A wooden paddle-wheeler "The Delta Queen", will make her final overnight cruise next year unless the U.S. government extends an exemption from modern fire codes.
A group organized by a Munich, Germany-based riverboat enthusiast, Save-the-Delta-Queen.org, is campaigning to renew the exemption, which recently failed to gain support in a House committee.
"The Mississippi is not the Mississippi without her," former Memphis Queen captain Dale Lozier told The (Memphis) Commercial Appeal newspaper's Washington bureau.
The U.S. House's Transportation and Infrastructure Committee has declined to extend the 10-year exemption, citing fears that the ship built in 1926 could become a fire hazard.
"I can't imagine the number of lives that could be lost if a fire started on the Delta Queen when everyone is asleep," said Democratic Rep. James Oberstar.
Under the terms of a 1960 law, ships with more than 50 staterooms must be constructed of inflammable materials.

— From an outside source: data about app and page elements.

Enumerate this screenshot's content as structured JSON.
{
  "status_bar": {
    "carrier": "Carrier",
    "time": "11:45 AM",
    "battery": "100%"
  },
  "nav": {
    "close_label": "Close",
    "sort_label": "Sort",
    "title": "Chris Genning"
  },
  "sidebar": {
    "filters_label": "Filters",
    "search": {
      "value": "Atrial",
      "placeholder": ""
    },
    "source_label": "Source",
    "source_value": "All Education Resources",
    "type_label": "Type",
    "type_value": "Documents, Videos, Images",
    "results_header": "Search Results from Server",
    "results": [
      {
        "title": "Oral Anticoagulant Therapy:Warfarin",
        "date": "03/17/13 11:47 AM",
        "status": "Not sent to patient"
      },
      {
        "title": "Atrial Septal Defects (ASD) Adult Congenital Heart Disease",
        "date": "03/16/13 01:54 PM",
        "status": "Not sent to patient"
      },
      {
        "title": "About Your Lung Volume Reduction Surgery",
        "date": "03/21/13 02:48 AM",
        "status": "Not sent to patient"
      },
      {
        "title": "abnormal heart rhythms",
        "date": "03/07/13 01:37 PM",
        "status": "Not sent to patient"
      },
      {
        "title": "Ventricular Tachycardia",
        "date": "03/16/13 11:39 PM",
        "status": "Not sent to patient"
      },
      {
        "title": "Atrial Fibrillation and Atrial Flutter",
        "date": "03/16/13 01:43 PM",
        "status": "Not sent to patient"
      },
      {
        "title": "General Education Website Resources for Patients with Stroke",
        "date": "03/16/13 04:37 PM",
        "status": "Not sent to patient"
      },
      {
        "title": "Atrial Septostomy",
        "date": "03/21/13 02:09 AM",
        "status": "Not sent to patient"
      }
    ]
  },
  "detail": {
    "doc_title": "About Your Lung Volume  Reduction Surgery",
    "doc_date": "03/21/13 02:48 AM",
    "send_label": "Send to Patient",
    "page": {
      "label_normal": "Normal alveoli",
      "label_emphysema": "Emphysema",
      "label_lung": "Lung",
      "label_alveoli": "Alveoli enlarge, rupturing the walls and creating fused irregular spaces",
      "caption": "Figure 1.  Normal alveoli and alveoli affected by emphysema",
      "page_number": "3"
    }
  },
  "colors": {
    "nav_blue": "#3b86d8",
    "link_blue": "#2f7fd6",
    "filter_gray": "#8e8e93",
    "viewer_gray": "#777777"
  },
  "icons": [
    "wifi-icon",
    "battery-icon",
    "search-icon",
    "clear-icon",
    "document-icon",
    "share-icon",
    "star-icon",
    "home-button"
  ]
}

On the Save-the-Delta-Queen.org website, testimonials and pleas are being circulated encouraging a letter-writing campaign to persuade members of Congress to keep the ship sailing.
The Delta Queen accommodates 176 passengers on cruises that include the Mississippi, Ohio and Arkansas rivers. The ship's owners have sought exemption from the rules but this year failed to win one.
The company that owns the Delta Queen, the Seattle-based Majestic America Line, said it is planning "a proper and well-deserved send-off" for next year's last cruises.
According to an official history of the Delta Queen, the boat has carried Presidents Herbert Hoover, Harry Truman and Jimmy Carter and Princess Margaret of Britain. Its famous calliope was salvaged from a sunken showboat.
The Delta Queen was en route from Memphis, Tennessee to Little Rock, Arkansas on a seven-day cruise on Monday. Its final voyage is expected to be an Oct. 31, 2008, trip to New Orleans.